After that, we went to Cementerio de Recoleta, which was phenomenal. It was like a small city of tombs, some of which were old, some were new, some were whole, some were broken. Some had copper in their decoration, and it had turned to a gorgeous green-gold that seemed to flow into the rest of the ornate decoration of the shrine. The guide kept telling us to be careful, that we would get lost, etc etc etc, which was the only downside of the tour. It was just such a cool place, and it was fascinating to see the different tombs and monuments, and how much care and dedication was given to them. We also saw the tomb of Evita Peron. After the cemetery, we had time to hang out in the park outside, and go to the feria, which was huge. There were different musicians, and a drum circle, as well as delicious smells wafting from the food carts. It was definitely an area that was over-touristy, but there were so many cool different things to see in the stalls, it was worth putting up with the crowds.
Saturday night, we went and saw a tango show en Madero Tango en Puerto Madero. It was a dinner and show deal, and dinner alone would have been worth going, but the tango show itself was intense and beautiful as well. The food was phenomenal, and it was definitely more fancy than what we have been used to. According to the restaurant, the chef was one of the best in Argentina, and judging by the food, I won't doubt it. I also had an amazing mojito, which was the first good cocktail I've encountered in Argentina. As for the dancing, it was stunning. The venue was beautiful, but the dancing took my words away. There was so much intensity, such drive, on the dancers faces. The way heels clicked and legs flew, it was almost ethereal. There were also several singers who had great voices
Sunday was not as fulfilling as Saturday for me, but it was an interesting day nonetheless. We had a city tour that included the Catedral, Plaza de Mayo, the Piramide de Mayo, Casa Rosada, as well as other buildings and churches. We ended the tour in San Telmo, near Plaza Dorrego and the Sunday antiques market there. There were so many cool things to look at. I kept finding vintage mate cups and clothes I would have loved to buy, but everything was ridiculously overpriced.

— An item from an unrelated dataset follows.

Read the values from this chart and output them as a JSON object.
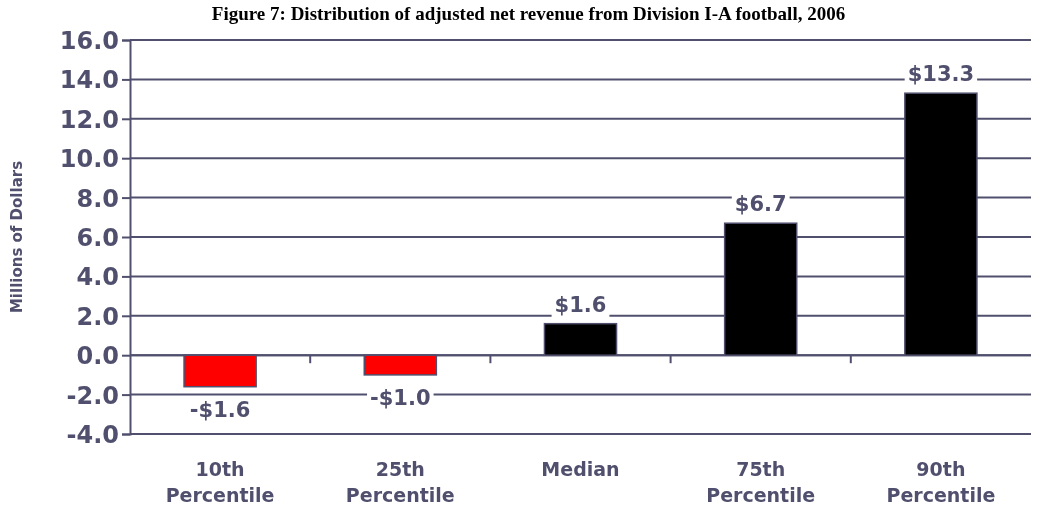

Our day, and our stay in Buenos Aires, culminated in Palermo, at the Feria de Artesanos en Plaza Serrano. There were a few cool stands here, and some unique fashion once I wandered out of the market and up the street to some actual stores. I also encountered peach helado (ice cream) that tasted as if it was sent from some higher entity. It was absolutely divine, and worth the wandering to find. I also chanced upon a cool little side street with walls that were covered in murals and beautiful street art (see photos).
All in all, for a whirlwind weekend, it was pretty fun, and definitely allowed me to see a lot of Buenos Aires.